Tools to properly select candidates for prostate biopsy after magnetic resonance imaging (MRI) have usually been analyzed in overall populations with suspected prostate cancer (PCa). However, the performance of these tools can change regarding the Prostate Imaging-Reporting and Data System (PI-RADS) categories due to the different incidence of clinically significant PCa (csPCa). The objective of the study was to analyze PSA density (PSAD), MRI-ERSPC risk calculator (RC), and Proclarix to properly select candidates for prostate biopsy regarding PI-RADS categories. We performed a head-to-head analysis of 567 men with suspected PCa, PSA > 3 ng/mL and/or abnormal rectal examination, in whom two to four core transrectal ultrasound (TRUS) guided biopsies to PI-RADS ≥ three lesions and/or 12-core TRUS systematic biopsies were performed after 3-tesla mpMRI between January 2018 and March 2020 in one academic institution.
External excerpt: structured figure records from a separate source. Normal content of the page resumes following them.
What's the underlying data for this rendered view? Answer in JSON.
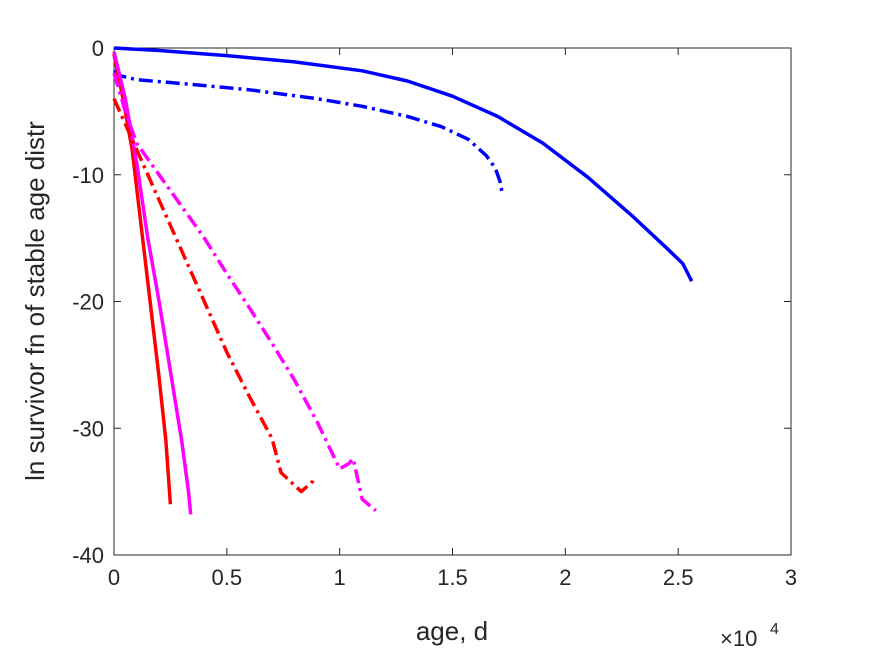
{
  "chart_data": {
    "type": "line",
    "title": "",
    "xlabel": "age, d",
    "ylabel": "ln survivor fn of stable age distr",
    "x_multiplier_label": "×10",
    "x_multiplier_exponent": "4",
    "xlim": [
      0,
      30000
    ],
    "ylim": [
      -40,
      0
    ],
    "xticks": [
      0,
      5000,
      10000,
      15000,
      20000,
      25000,
      30000
    ],
    "xtick_labels": [
      "0",
      "0.5",
      "1",
      "1.5",
      "2",
      "2.5",
      "3"
    ],
    "yticks": [
      0,
      -10,
      -20,
      -30,
      -40
    ],
    "ytick_labels": [
      "0",
      "-10",
      "-20",
      "-30",
      "-40"
    ],
    "grid": false,
    "series": [
      {
        "color": "#0000ff",
        "style": "solid",
        "points": [
          [
            0,
            0
          ],
          [
            2000,
            -0.2
          ],
          [
            5000,
            -0.6
          ],
          [
            8000,
            -1.1
          ],
          [
            11000,
            -1.8
          ],
          [
            13000,
            -2.6
          ],
          [
            15000,
            -3.8
          ],
          [
            17000,
            -5.4
          ],
          [
            19000,
            -7.5
          ],
          [
            21000,
            -10.2
          ],
          [
            23000,
            -13.3
          ],
          [
            24500,
            -15.8
          ],
          [
            25200,
            -17.0
          ],
          [
            25600,
            -18.4
          ]
        ]
      },
      {
        "color": "#0000ff",
        "style": "dashdot",
        "points": [
          [
            0,
            -1.8
          ],
          [
            300,
            -2.2
          ],
          [
            1000,
            -2.5
          ],
          [
            3000,
            -2.8
          ],
          [
            6000,
            -3.3
          ],
          [
            9000,
            -4.0
          ],
          [
            11000,
            -4.6
          ],
          [
            13000,
            -5.4
          ],
          [
            14500,
            -6.2
          ],
          [
            15700,
            -7.2
          ],
          [
            16500,
            -8.5
          ],
          [
            16900,
            -9.5
          ],
          [
            17100,
            -10.5
          ],
          [
            17200,
            -11.4
          ]
        ]
      },
      {
        "color": "#ff0000",
        "style": "solid",
        "points": [
          [
            0,
            -0.5
          ],
          [
            400,
            -4
          ],
          [
            800,
            -8
          ],
          [
            1200,
            -14
          ],
          [
            1600,
            -20
          ],
          [
            2000,
            -26
          ],
          [
            2300,
            -31
          ],
          [
            2500,
            -36
          ]
        ]
      },
      {
        "color": "#ff00ff",
        "style": "solid",
        "points": [
          [
            0,
            -0.3
          ],
          [
            500,
            -4
          ],
          [
            1000,
            -9
          ],
          [
            1500,
            -15
          ],
          [
            2000,
            -20
          ],
          [
            2500,
            -25.5
          ],
          [
            3000,
            -31
          ],
          [
            3300,
            -35
          ],
          [
            3400,
            -36.8
          ]
        ]
      },
      {
        "color": "#ff0000",
        "style": "dashdot",
        "points": [
          [
            0,
            -4
          ],
          [
            500,
            -6
          ],
          [
            1000,
            -8
          ],
          [
            2000,
            -12
          ],
          [
            3000,
            -16
          ],
          [
            4000,
            -20
          ],
          [
            5000,
            -24
          ],
          [
            6000,
            -27.5
          ],
          [
            7000,
            -30.8
          ],
          [
            7400,
            -33.5
          ],
          [
            8000,
            -34.5
          ],
          [
            8300,
            -35
          ],
          [
            8800,
            -34.2
          ],
          [
            8900,
            -33.8
          ]
        ]
      },
      {
        "color": "#ff00ff",
        "style": "dashdot",
        "points": [
          [
            0,
            -2
          ],
          [
            500,
            -5
          ],
          [
            1000,
            -7.5
          ],
          [
            2000,
            -10
          ],
          [
            3000,
            -12.5
          ],
          [
            4000,
            -15
          ],
          [
            5000,
            -17.8
          ],
          [
            6000,
            -20.5
          ],
          [
            7000,
            -23.3
          ],
          [
            8000,
            -26.2
          ],
          [
            9000,
            -29.5
          ],
          [
            10000,
            -33.2
          ],
          [
            10400,
            -32.8
          ],
          [
            10600,
            -32.4
          ],
          [
            11000,
            -35.6
          ],
          [
            11600,
            -36.5
          ]
        ]
      }
    ]
  }
}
The overall detection of csPCa was 40.9% (6% in PI-RADS < 3, 14.8% in PI-RADS 3, 55.3% in PI-RADS 4, and 88.9% in PI-RADS 5). MRI-ERSPC model exhibited a net benefit over PSAD and Proclarix in the overall population. Proclarix outperformed PSAD and MRI-ERSPC RC in PI-RADS ≤ 3. PSAD outperformed MRI-ESRPC RC and Proclarix in PI-RADS > 3, although none of them exhibited 100% sensitivity for csPCa in this setting. Therefore, tools to properly select candidates for prostate biopsy after MRI must be analyzed regarding the PI-RADS categories. While MRI-ERSPC RC outperformed PSAD and Proclarix in the overall population, Proclarix outperformed in PI-RADS ≤ 3, and no tool guaranteed 100% detection of csPCa in PI-RADS 4 and 5.
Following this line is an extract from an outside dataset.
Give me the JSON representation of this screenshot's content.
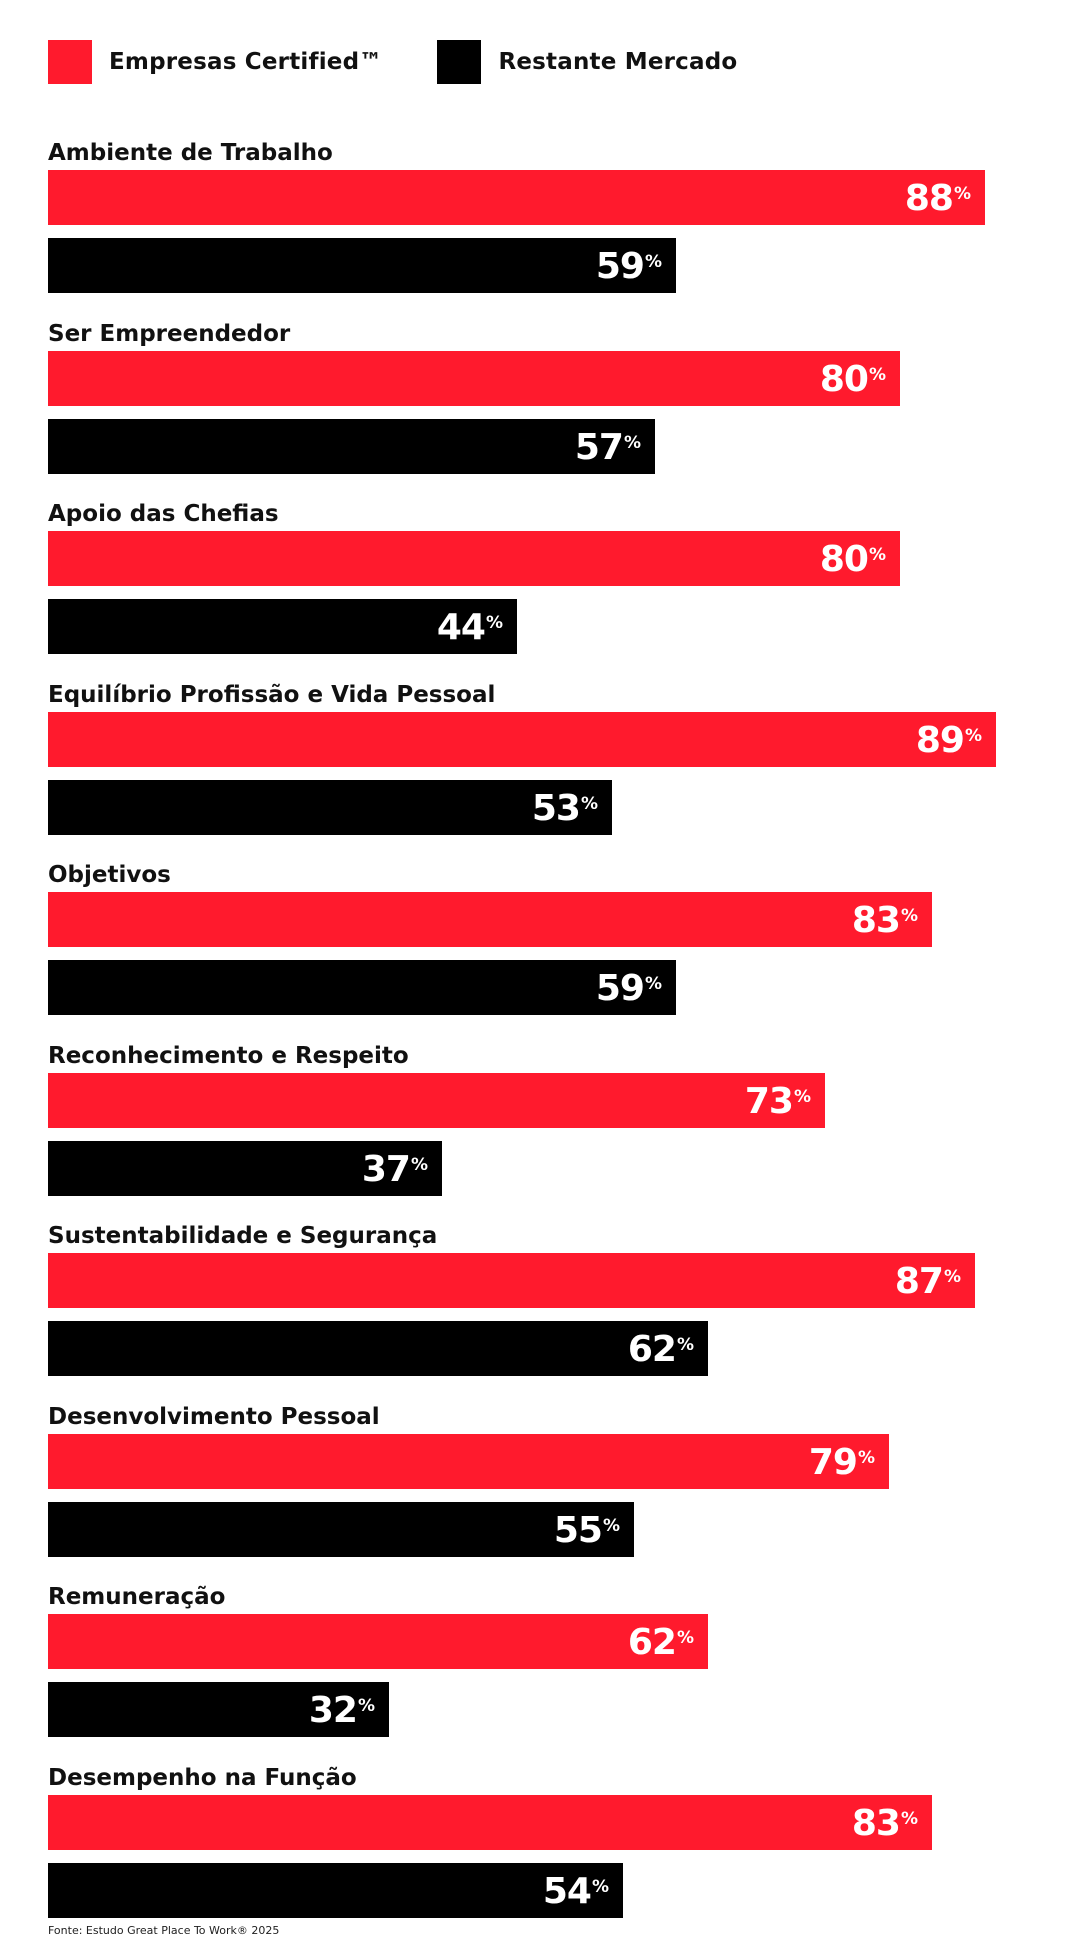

用于在磁共振成像(MRI)后正确选择前列腺活检候选者的工具通常是在疑似前列腺癌(PCa)的总体人群中进行分析的。然而,由于临床显著性前列腺癌(csPCa)的发病率不同,这些工具的性能在前列腺影像报告和数据系统(PI-RADS)类别方面可能会有所变化。本研究的目的是分析前列腺特异抗原密度(PSAD)、MRI-ERSPC风险计算器(RC)和Proclarix,以便根据PI-RADS类别正确选择前列腺活检候选者。我们对567名疑似PCa、前列腺特异抗原(PSA)>3 ng/mL和/或直肠指检异常的男性进行了直接比较分析,在2018年1月至2020年3月期间,于一家学术机构对这些男性在3特斯拉mpMRI检查后进行了两到四次经直肠超声(TRUS)引导下针对PI-RADS≥3类病变的活检和/或12针TRUS系统活检。csPCa的总体检出率为40.9%(PI-RADS<3类中为6%,PI-RADS 3类中为14.8%,PI-RADS 4类中为55.3%,PI-RADS 5类中为88.9%)。在总体人群中,MRI-ERSPC模型相对于PSAD和Proclarix表现出净效益。在PI-RADS≤3时,Proclarix的表现优于PSAD和MRI-ERSPC RC。在PI-RADS>3时,PSAD的表现优于MRI-ESRPC RC和Proclarix,尽管在这种情况下它们对csPCa均未表现出100%的敏感性。因此,必须根据PI-RADS类别分析用于在MRI后正确选择前列腺活检候选者的工具。虽然MRI-ERSPC RC在总体人群中的表现优于PSAD和Proclarix,但Proclarix在PI-RADS≤3时表现更优,且没有工具能保证在PI-RADS 4类和5类中100%检测出csPCa。